When Vivian Zapata walks down the red carpet at the sixth annual Latin Grammy Awards tonight, she won't have to worry about winning awards.
She's already a winner.
The University of Illinois sophomore beat out hundreds of entries in a poster competition sponsored by the Chicago-based nonprofit arts organization Latino Art Beat to become the Grammy Awards official artist.
With her award, announced in August, Zapata also won a full-tuition scholarship to the university for this academic year. The scholarship was co-sponsored by the UI College of Fine and Applied Arts.
So you might think the stressful part is over.
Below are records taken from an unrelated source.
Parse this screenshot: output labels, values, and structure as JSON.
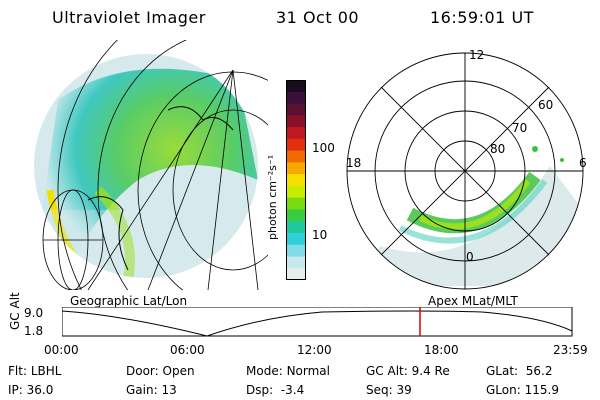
{
  "header": {
    "instrument": "Ultraviolet Imager",
    "date": "31 Oct 00",
    "time": "16:59:01 UT"
  },
  "colorbar": {
    "unit_label": "photon cm⁻²s⁻¹",
    "ticks": [
      "100",
      "10"
    ],
    "colors": [
      "#1a0a1e",
      "#3a0f3a",
      "#5a1030",
      "#8a1028",
      "#c01820",
      "#e03010",
      "#f06a00",
      "#f8a800",
      "#f4e000",
      "#c8ec00",
      "#7adc10",
      "#38cc40",
      "#20c8a0",
      "#30d0d8",
      "#80dce8",
      "#c8e8ee",
      "#e8eeee"
    ]
  },
  "geo_panel": {
    "label": "Geographic Lat/Lon"
  },
  "polar_panel": {
    "label": "Apex MLat/MLT",
    "mlt_labels": [
      "12",
      "18",
      "6",
      "0"
    ],
    "lat_labels": [
      "60",
      "70",
      "80"
    ]
  },
  "altitude_plot": {
    "ylabel": "GC Alt",
    "y_ticks": [
      "9.0",
      "1.8"
    ],
    "x_ticks": [
      "00:00",
      "06:00",
      "12:00",
      "18:00",
      "23:59"
    ],
    "marker_time": "16:59",
    "marker_color": "#e00000"
  },
  "status": {
    "flt_label": "Flt:",
    "flt_value": "LBHL",
    "ip_label": "IP:",
    "ip_value": "36.0",
    "door_label": "Door:",
    "door_value": "Open",
    "gain_label": "Gain:",
    "gain_value": "13",
    "mode_label": "Mode:",
    "mode_value": "Normal",
    "dsp_label": "Dsp:",
    "dsp_value": "-3.4",
    "gcalt_label": "GC Alt:",
    "gcalt_value": "9.4 Re",
    "seq_label": "Seq:",
    "seq_value": "39",
    "glat_label": "GLat:",
    "glat_value": "56.2",
    "glon_label": "GLon:",
    "glon_value": "115.9"
  }
}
But there is still that carpet.
"I'm just gonna say, I'm very thankful to Latino Art Beat and the Latin Grammys," Zapata said over the phone from her home in Chicago two days before the event. "It's a dream come true, and I know this will be a big step forward (in my artistic career)."
Zapata has been stepping forward in her artistic career practically since birth. "Ever since I could pick up a pencil," she said, "(art) was always my first love."
A supportive family nurtured that love, encouraging Zapata to take elective art classes in her public schools. Her father covered an entire wall of the family's garage with her artwork. Her mother speaks proudly of Zapata's experience painting a library mural.
Zapata's undergraduate adviser, Robin Douglas, said the student has been a bright light at the UI.
"All of her instructors just think she's a fabulous student, person, artist," Douglas said in a phone interview. "Her enthusiasm for life is just wonderful, but she's very unassuming."
She's also a proven talent.
No stranger to competition, Zapata also won the district prize in a Congressional arts competition.
As a result, one of her pieces spent a year displayed in the U.S. Capitol.
When Zapata heard about the national competition during her freshman year to design the Grammy Awards poster, "I really wanted to compete, " she said. "I'm a Latina, and ever since I was little I always had exposure to that kind of music."
Naturally, Zapata started her endeavor with some mood tunes. She listened to Latin musicians like David Bisbal and Juanes and looked at magazines for ideas.
"It had to be something really festive, really full of energy," she said of her poster. "The music reflects all of that happiness and that energy."
The result is an all-out jam of color and symbol and movement.
You could almost sway to Zapata's painting, Douglas said. "It looked like music."
Douglas was so excited about the entry that she hand-delivered it to Don Rossi Nuccio, president and founder of Latino Art Beat.
"I said 'Don, this is your winner," Douglas remembered.
She was right.
It's been a whirlwind for Zapata ever since.
She attended the August announcement of Grammy nominees, where her work was unveiled to the public.
In October, she attended a glitzy awards presentation from Latino Art Beat at The School of the Art Institute in Chicago.
And this morning she was to catch an early flight to Los Angeles to walk that red carpet and, hopefully, meet the Colombian singer Shakira.
"I'm so excited about just the spectacle of the show, the people," Zapata said. "I'm gonna be exposed to art and music – my two favorite things."